A su vez, el triunfo inmediato de estas protestas ciudadanas establece, aún sin desearlo, un umbral tanto de forma como contenido. Particularmente, le imprime a la protesta un carácter de efectividad que había sido matizado, por no decir ignorado, en otros procesos de participación ciudadana. Si una serie de protestas ciudadanas hicieron destituir a un gobernador por primera vez en la historia puertorriqueña, qué más no podrá hacer con otros objetivos que se conciban más plausibles. La idea de protesta como fin en sí mismo no es la que se ha establecido como paradigmática en esta ocasión. A diferencia del sentir pesimista de otras manifestaciones en las que ya se atisbaba de antemano que estas no tendrían los efectos materiales deseados, en estas el impulso de efectividad fue una constante durante todo el proceso. En vez de aminorar sus convocatorias o satisfacerse con lo aprendido interna y orgánicamente, el furor ciudadano durante estas manifestaciones parecía insaciable. Bajo una pléyade interesantísima y diversa de formas de hacer protesta, el sentido común que se desarrolló no dejó de incrementar en su deseo de cambio. La fuerza de estas manifestaciones, cuyos réditos personales o partidistas eran muy pocos ante los réditos políticos o comunes, denotaron una apropiación de lo público como pocas veces se había visto anteriormente. Un proceso de concienciación política que podría servir para intentar superar los escollos políticos que nuestras instituciones no han podido o querido trascender de forma democrática.

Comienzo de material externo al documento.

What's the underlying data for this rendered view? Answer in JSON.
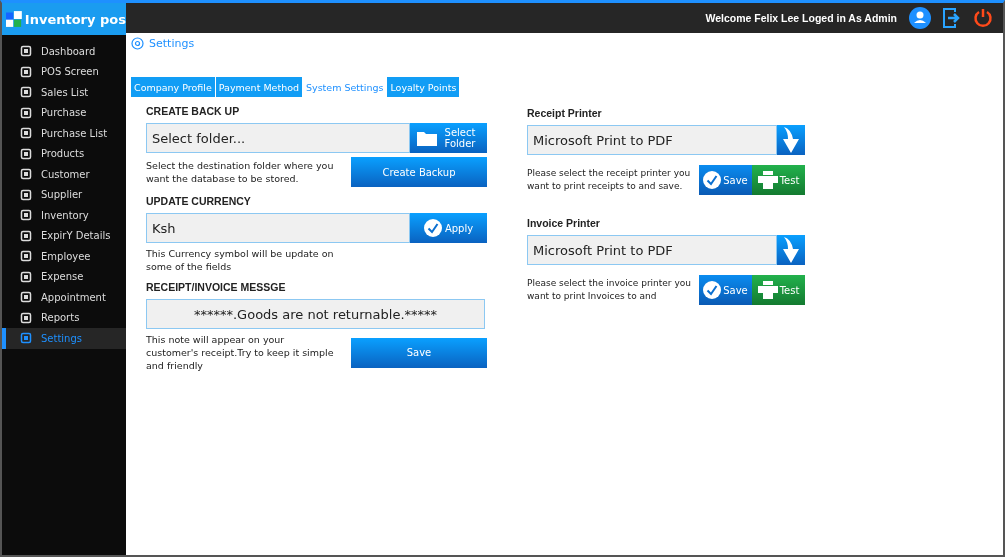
{
  "logo": {
    "text": "Inventory pos"
  },
  "sidebar": {
    "items": [
      {
        "label": "Dashboard",
        "selected": false
      },
      {
        "label": "POS Screen",
        "selected": false
      },
      {
        "label": "Sales List",
        "selected": false
      },
      {
        "label": "Purchase",
        "selected": false
      },
      {
        "label": "Purchase List",
        "selected": false
      },
      {
        "label": "Products",
        "selected": false
      },
      {
        "label": "Customer",
        "selected": false
      },
      {
        "label": "Supplier",
        "selected": false
      },
      {
        "label": "Inventory",
        "selected": false
      },
      {
        "label": "ExpirY Details",
        "selected": false
      },
      {
        "label": "Employee",
        "selected": false
      },
      {
        "label": "Expense",
        "selected": false
      },
      {
        "label": "Appointment",
        "selected": false
      },
      {
        "label": "Reports",
        "selected": false
      },
      {
        "label": "Settings",
        "selected": true
      }
    ]
  },
  "header": {
    "welcome": "Welcome Felix Lee Loged in As Admin"
  },
  "page_title": "Settings",
  "tabs": [
    {
      "label": "Company Profile",
      "selected": false
    },
    {
      "label": "Payment Method",
      "selected": false
    },
    {
      "label": "System Settings",
      "selected": true
    },
    {
      "label": "Loyalty Points",
      "selected": false
    }
  ],
  "backup": {
    "heading": "CREATE BACK UP",
    "placeholder": "Select folder...",
    "select_button": "Select Folder",
    "hint": "Select the destination folder where you want the database to be stored.",
    "create_button": "Create Backup"
  },
  "currency": {
    "heading": "UPDATE CURRENCY",
    "value": "Ksh",
    "apply_button": "Apply",
    "hint": "This Currency symbol will be update on some of the fields"
  },
  "message": {
    "heading": "RECEIPT/INVOICE MESSGE",
    "value": "******.Goods are not returnable.*****",
    "hint": "This note will appear on your customer's receipt.Try to keep it simple and friendly",
    "save_button": "Save"
  },
  "printers": [
    {
      "heading": "Receipt Printer",
      "value": "Microsoft Print to PDF",
      "hint": "Please select the receipt printer you want to print receipts to and save.",
      "save_button": "Save",
      "test_button": "Test"
    },
    {
      "heading": "Invoice Printer",
      "value": "Microsoft Print to PDF",
      "hint": "Please select the invoice printer you want to print Invoices to and",
      "save_button": "Save",
      "test_button": "Test"
    }
  ]
}
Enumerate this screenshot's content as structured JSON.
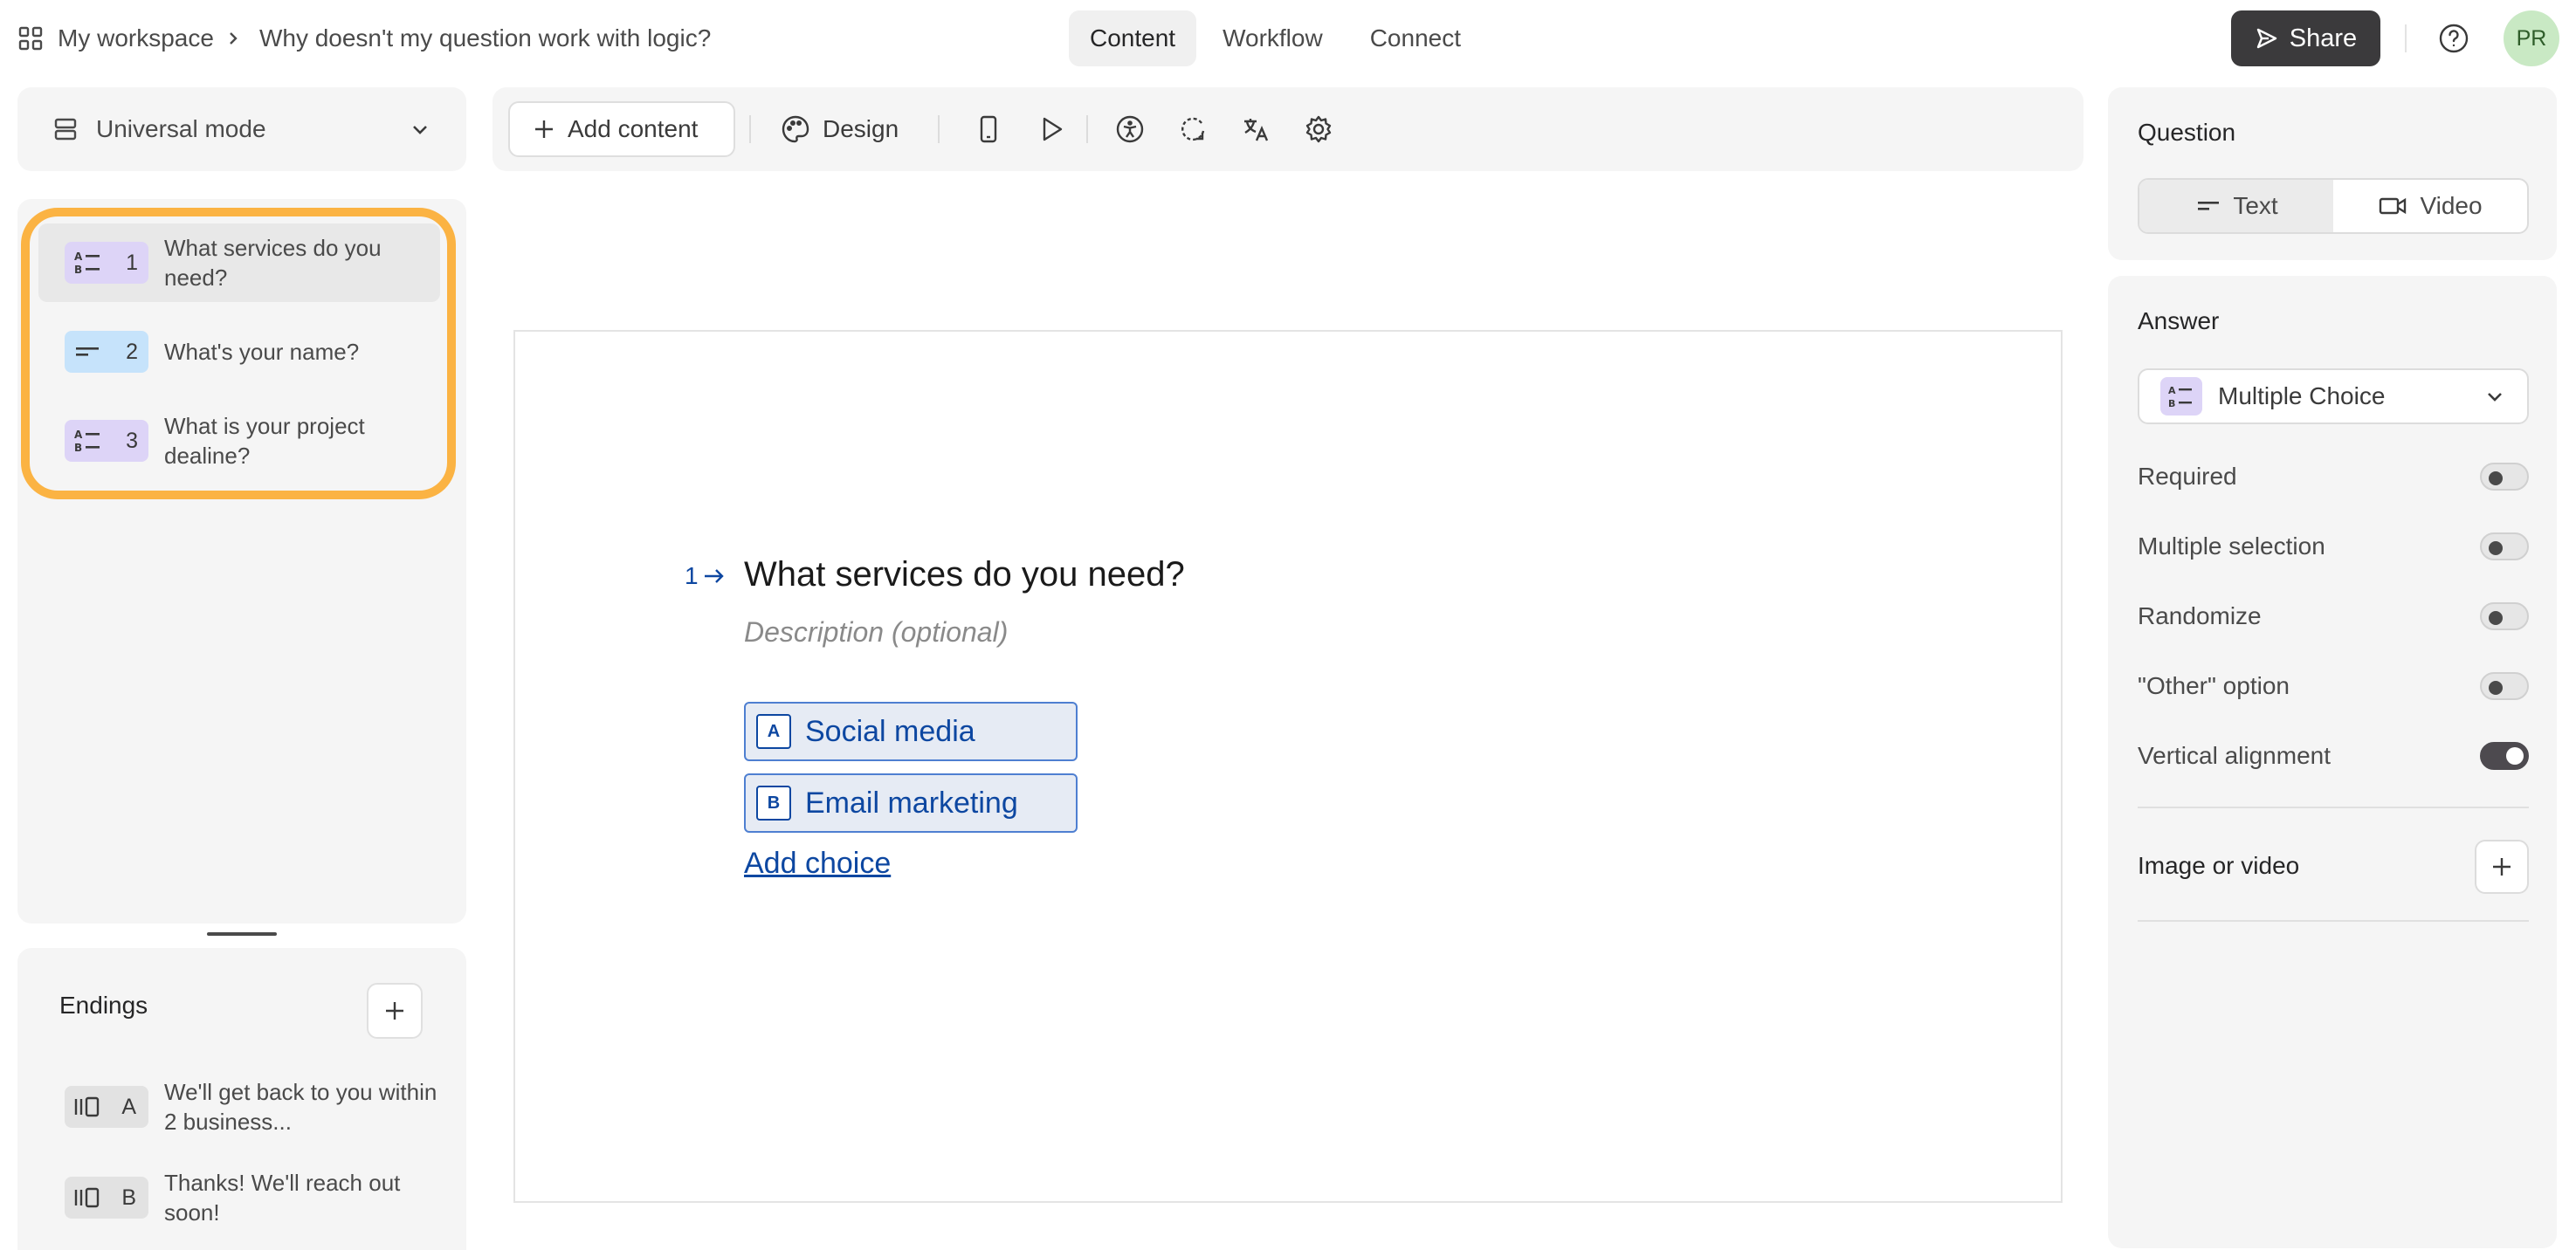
{
  "header": {
    "workspace": "My workspace",
    "form_title": "Why doesn't my question work with logic?",
    "tabs": [
      {
        "label": "Content",
        "active": true
      },
      {
        "label": "Workflow",
        "active": false
      },
      {
        "label": "Connect",
        "active": false
      }
    ],
    "share_label": "Share",
    "avatar_initials": "PR",
    "avatar_color": "#c9e9c4"
  },
  "left": {
    "mode_label": "Universal mode",
    "questions": [
      {
        "num": "1",
        "label": "What services do you need?",
        "type_icon": "multiple-choice-icon",
        "color": "#ddd4f7"
      },
      {
        "num": "2",
        "label": "What's your name?",
        "type_icon": "short-text-icon",
        "color": "#c6e3fb"
      },
      {
        "num": "3",
        "label": "What is your project dealine?",
        "type_icon": "multiple-choice-icon",
        "color": "#ddd4f7"
      }
    ],
    "highlight_color": "#fbb343",
    "endings_title": "Endings",
    "endings": [
      {
        "letter": "A",
        "label": "We'll get back to you within 2 business..."
      },
      {
        "letter": "B",
        "label": "Thanks! We'll reach out soon!"
      }
    ]
  },
  "toolbar": {
    "add_content_label": "Add content",
    "design_label": "Design",
    "icons": [
      "mobile-preview-icon",
      "play-icon",
      "accessibility-icon",
      "refresh-icon",
      "translate-icon",
      "settings-icon"
    ]
  },
  "canvas": {
    "question_number": "1",
    "question_title": "What services do you need?",
    "description_placeholder": "Description (optional)",
    "choices": [
      {
        "key": "A",
        "label": "Social media"
      },
      {
        "key": "B",
        "label": "Email marketing"
      }
    ],
    "add_choice_label": "Add choice",
    "accent_color": "#0d47a1"
  },
  "right": {
    "question_title": "Question",
    "question_types": [
      {
        "label": "Text",
        "active": true
      },
      {
        "label": "Video",
        "active": false
      }
    ],
    "answer_title": "Answer",
    "answer_type": "Multiple Choice",
    "options": [
      {
        "label": "Required",
        "on": false
      },
      {
        "label": "Multiple selection",
        "on": false
      },
      {
        "label": "Randomize",
        "on": false
      },
      {
        "label": "\"Other\" option",
        "on": false
      },
      {
        "label": "Vertical alignment",
        "on": true
      }
    ],
    "media_label": "Image or video"
  }
}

En fin, que ha sido un proceso sumamente fértil en muchos sentidos, y que su reflexión y crítica será tan diversa como lo ha sido fenoménicamente. De manera preliminar, valga resumir las características más primarias que reconocen de este proceso un paradigma diferente de hacer política mediante la protesta. En primer lugar, la transversalidad de la organización del proceso, con sectores como el feminista y el de la comunidad LGBTTIQA como catalizadores de politización, ha posibilitado la articulación de una voluntad política común al margen de las instituciones públicas y superando los escollos de las contradicciones internas de todo proceso político. La simbología de la bandera puertorriqueña como icono de unidad es muestra de ello. En segundo lugar, la protesta se ha configurado como una forma de hacer política de aquellos sectores que se consideran los sin parte ante unas instituciones que están en una profunda crisis de credibilidad y de legitimación. Esto ha permitido un proceso político destituyente que guarda en sí el germen de un potencial proceso constituyente. Además, ha posibilitado concebir la política más allá de los confines de las instituciones burocráticas del Estado, lo que de por sí es un importante proceso de politización ciudadana. En tercer lugar, establece un notable precedente de poder plebiscitario y de fiscalización directa de los cargos públicos y de las instituciones gubernamentales. El hecho de deslegitimar un gobernador para administrar el territorio colonial es, sin duda, la prueba del reconocimiento del poder soberano y plebiscitario que puede repetirse de darse las circunstancias. En cuarto lugar, este proceso puede establecer un umbral de efectividad política en la discursividad sobre la protesta en Puerto Rico. Es decir, no concebirse y conformarse esta como un fin en sí mismo, sino como un medio para la consecución de fines específicos, además de los fines internos que puedan surgir orgánicamente.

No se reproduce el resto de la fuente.